In his letter to the church in Thessalonica Paul describes how he did this kind of disciple-making leadership when he says, “like a father with his children, we exhorted each one of you and encouraged you and charged you to walk in a manner worthy of God, who calls you into his own kingdom and glory.” (1 Thess.2:11-13) Paul highlights three things he did for the Thessalonians to lead them as disciples to live in alignment with the kingdom of God: exhortation, encouragement, and charging.
Paul exhorted (parakaleo) the Thessalonians. He spoke in a way that called them to greater things than they were currently experiencing. He taught, admonished, and challenged. Exhortation here is about casting a vision for the kind of kingdom lifestyle that God wants his people to live. Paul, as a leader and disciple-maker amongst the Thessalonians, points the way forward in following Christ.

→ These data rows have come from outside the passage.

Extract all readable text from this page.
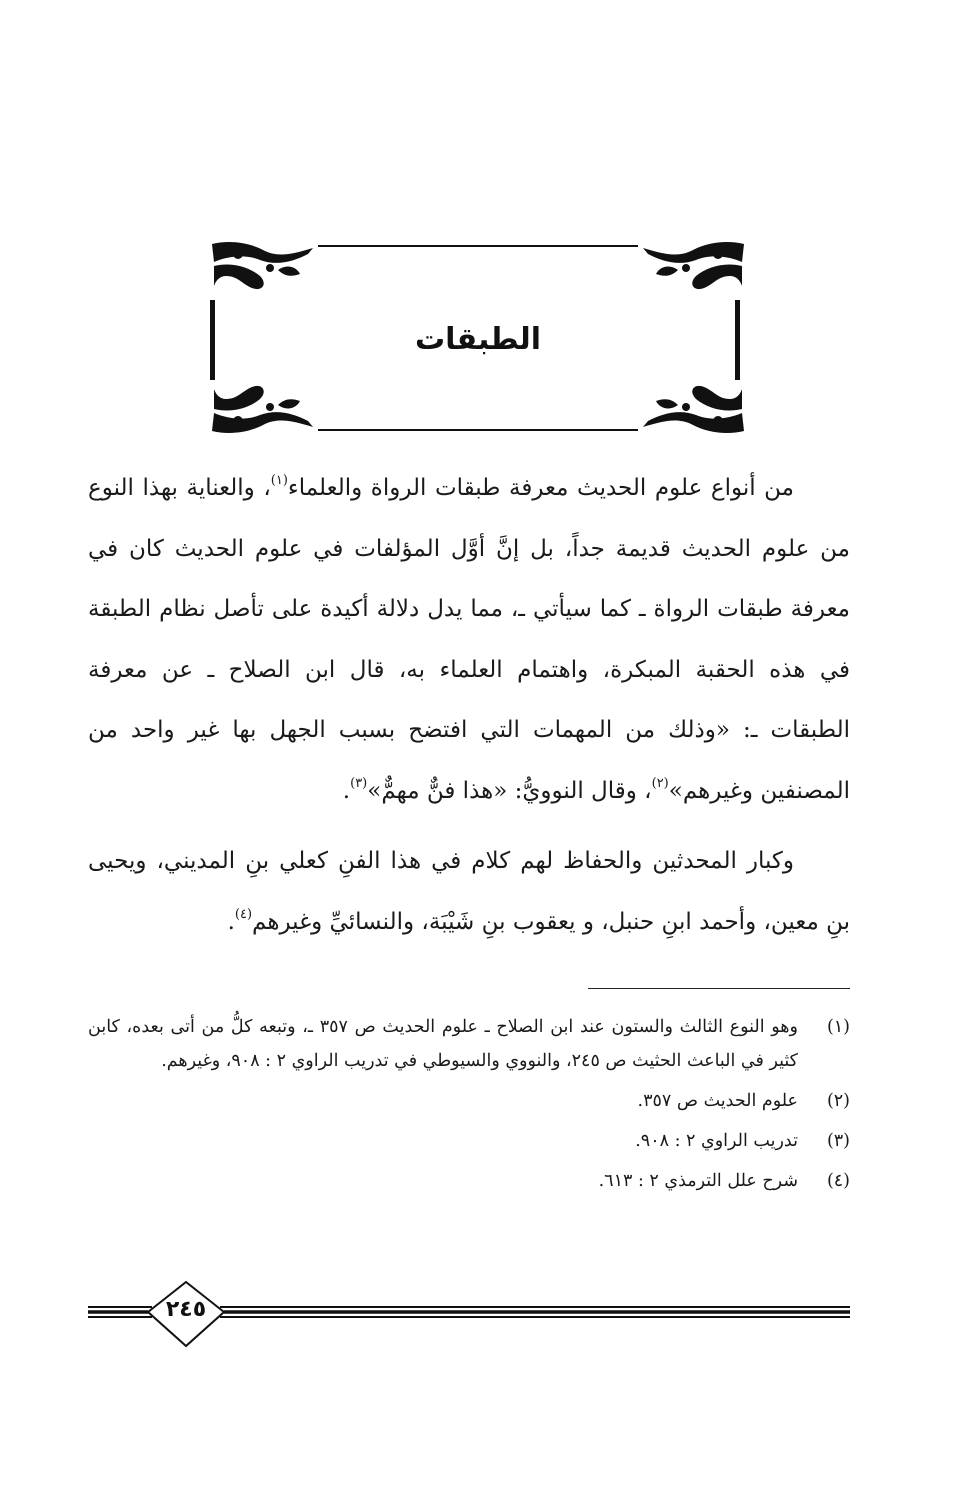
الطبقات

من أنواع علوم الحديث معرفة طبقات الرواة والعلماء$^{(١)}$، والعناية بهذا النوع من علوم الحديث قديمة جداً، بل إنَّ أوَّل المؤلفات في علوم الحديث كان في معرفة طبقات الرواة ـ كما سيأتي ـ، مما يدل دلالة أكيدة على تأصل نظام الطبقة في هذه الحقبة المبكرة، واهتمام العلماء به، قال ابن الصلاح ـ عن معرفة الطبقات ـ: «وذلك من المهمات التي افتضح بسبب الجهل بها غير واحد من المصنفين وغيرهم»$^{(٢)}$، وقال النوويُّ: «هذا فنٌّ مهمٌّ»$^{(٣)}$.

وكبار المحدثين والحفاظ لهم كلام في هذا الفنِ كعلي بنِ المديني، ويحيى بنِ معين، وأحمد ابنِ حنبل، و يعقوب بنِ شَيْبَة، والنسائيِّ وغيرهم$^{(٤)}$.

(١)
وهو النوع الثالث والستون عند ابن الصلاح ـ علوم الحديث ص ٣٥٧ ـ، وتبعه كلُّ من أتى بعده، كابن كثير في الباعث الحثيث ص ٢٤٥، والنووي والسيوطي في تدريب الراوي ٢ : ٩٠٨، وغيرهم.
(٢)
علوم الحديث ص ٣٥٧.
(٣)
تدريب الراوي ٢ : ٩٠٨.
(٤)
شرح علل الترمذي ٢ : ٦١٣.
٢٤٥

Paul encouraged (paramutheomai) the Thessalonians. He didn’t simply point the way and then step back. Instead he led with encouragement, uplifting those who were struggling and speaking the truth of their identity in Christ to those who were doubting. Disciple-making leadership includes the work of giving comfort and support to the people.
Paul charged or commanded (martureo) the Thessalonians. Strong’s concordance defines this as “to be a witness, to bear witness.” Where exhortation seems to be casting a vision of the kingdom kind of life, charged has the connotation of a command. It’s not enough to just give people a picture of what a Christ-follower’s life should look like. The leader and disciple maker must also give people specific steps to take, particularly for those who are new in the faith and have yet to develop the skills and practices so foundational to living in “a manner worthy of God.” As Paul bears witness to the truth of the Gospel he includes commands and specific direction for how that truth must change his disciple’s life.
Whether you are discipling one person or leading a community of twenty or a gathering of 200, each of these three practices must be present. Exhort people and call them to see the greater vision that God has for them in Christ. Encourage them along the way. Charge them with specific steps of obedience. Do as the apostle Paul did, and as a good father does for their children. Listen to what God says in the Gospel and through his Holy Spirit. Obey. Invite others along for the journey. Be a disciple-making leader in 2016!